The transperson evokes for many, the same dark response as the disabled do for the same. You should like to put me on an ice-float, or jettison me into space, or simply pound the living shit out of me for so confronting and confounding your sense of “normalcy,” of safety even. I say this because I had the same response, once-upon-a-time, in the Grimmer version of the fairy tale – you know, the one where Cinderella’s step-sisters actually cut off parts of their feet to make it fit into the slipper. Which frankly, is what donning a camel hair lady-blazer felt like to me.
Just this morning someone said something about partner swapping and right out of my face oozed an “ick.” “Ick” I said, to the notion of partner swapping. I don’t actually believe or feel ick around this idea but I used to, and that’s what happened to fall out of my face. Ugh. This time I mean it. Ugh for being the lazy, reflexive human.
So the barometer, as D reminds me, is “would you say that if a fill-in-the-blank were here?” I’m not interested in policing my words, nor am I interested in “correct-ness” or not “offending” someone. I’m purely in it for me. Where am I frightened, selfish, self-seeking, dishonest? Good questions from the transguy. Personal growth-like stuff.

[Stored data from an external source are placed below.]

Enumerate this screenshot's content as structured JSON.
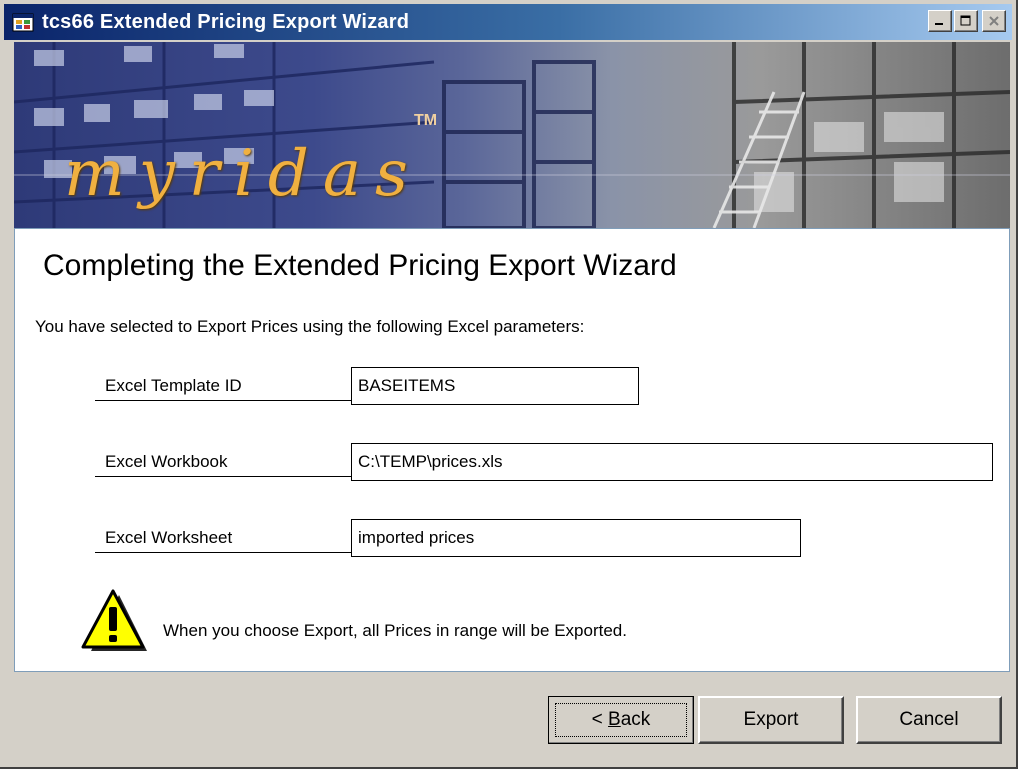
{
  "window": {
    "title": "tcs66 Extended Pricing Export Wizard"
  },
  "banner": {
    "logo": "myridas",
    "trademark": "TM"
  },
  "content": {
    "heading": "Completing the Extended Pricing Export Wizard",
    "intro": "You have selected to Export Prices using the following Excel parameters:",
    "params": [
      {
        "label": "Excel Template ID",
        "value": "BASEITEMS"
      },
      {
        "label": "Excel Workbook",
        "value": "C:\\TEMP\\prices.xls"
      },
      {
        "label": "Excel Worksheet",
        "value": "imported prices"
      }
    ],
    "warning": "When you choose Export, all Prices in range will be Exported."
  },
  "buttons": {
    "back_prefix": "< ",
    "back_mnemonic": "B",
    "back_rest": "ack",
    "export": "Export",
    "cancel": "Cancel"
  },
  "icons": {
    "app": "app-window-icon",
    "warning": "warning-triangle-icon"
  }
}
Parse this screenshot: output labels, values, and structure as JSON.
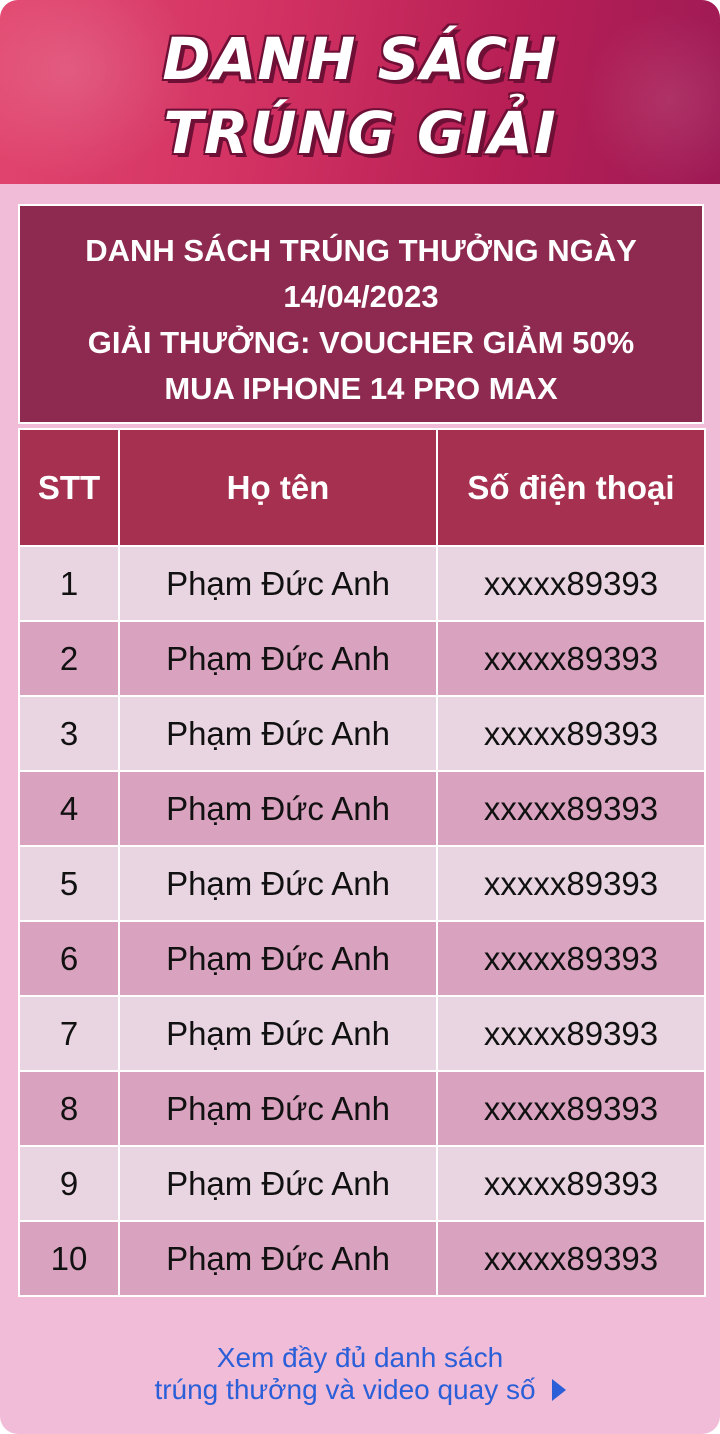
{
  "banner": {
    "title_line1": "DANH SÁCH",
    "title_line2": "TRÚNG GIẢI"
  },
  "caption": {
    "line1": "DANH SÁCH TRÚNG THƯỞNG NGÀY",
    "line2": "14/04/2023",
    "line3": "GIẢI THƯỞNG: VOUCHER GIẢM 50%",
    "line4": "MUA IPHONE 14 PRO MAX"
  },
  "table": {
    "headers": [
      "STT",
      "Họ tên",
      "Số điện thoại"
    ],
    "rows": [
      [
        "1",
        "Phạm Đức Anh",
        "xxxxx89393"
      ],
      [
        "2",
        "Phạm Đức Anh",
        "xxxxx89393"
      ],
      [
        "3",
        "Phạm Đức Anh",
        "xxxxx89393"
      ],
      [
        "4",
        "Phạm Đức Anh",
        "xxxxx89393"
      ],
      [
        "5",
        "Phạm Đức Anh",
        "xxxxx89393"
      ],
      [
        "6",
        "Phạm Đức Anh",
        "xxxxx89393"
      ],
      [
        "7",
        "Phạm Đức Anh",
        "xxxxx89393"
      ],
      [
        "8",
        "Phạm Đức Anh",
        "xxxxx89393"
      ],
      [
        "9",
        "Phạm Đức Anh",
        "xxxxx89393"
      ],
      [
        "10",
        "Phạm Đức Anh",
        "xxxxx89393"
      ]
    ]
  },
  "footer": {
    "link_line1": "Xem đầy đủ danh sách",
    "link_line2": "trúng thưởng và video quay số",
    "link_icon": "play-arrow-icon"
  },
  "colors": {
    "banner": "#d33363",
    "caption_bg": "#8e2a4f",
    "header_bg": "#a6304f",
    "row_light": "#e9d5e1",
    "row_dark": "#d9a2bf",
    "page_bg": "#f0bcd7",
    "link": "#2a5fd8"
  }
}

“What are the transguy stereotypes?” I ask D, the professional gay and avowed transguy-aphile. I love being someone’s sexual exotic; I don’t understand what all the fuss is about tranny-chasers, but then, I’m the guy that used this fabulous bit of exotic evidence: “most of the guys I’ve slept with were black!” to bolster my own liberal self-worth. Like somehow that fascinating bit of sexual racism made me a more open white person.
Yeesh, what a dickhead. Sorry, back to topic.
In response to my queery, D ducks his head and says shyly “Horndog. Transmen are horndogs.” Well shit, if I could get my hands out of my jeans I might respond to that.
I want to know what all the transmen shibboleths are. Let’s bust ‘em out. I can’t wait to state ignorantly, then vilify, then boldly reclaim, whatever the people are saying about the female-to-males. Bring it. Please tell me. I’d rather, at this point, hear from you that I’m a whiny ex-woman, a promiscuous male slut, a narcissistic man manqué, than listen to one more goddamn “she” from your indolent goddamn mouth.
Oh, and transguys have anger issues: did I mention that?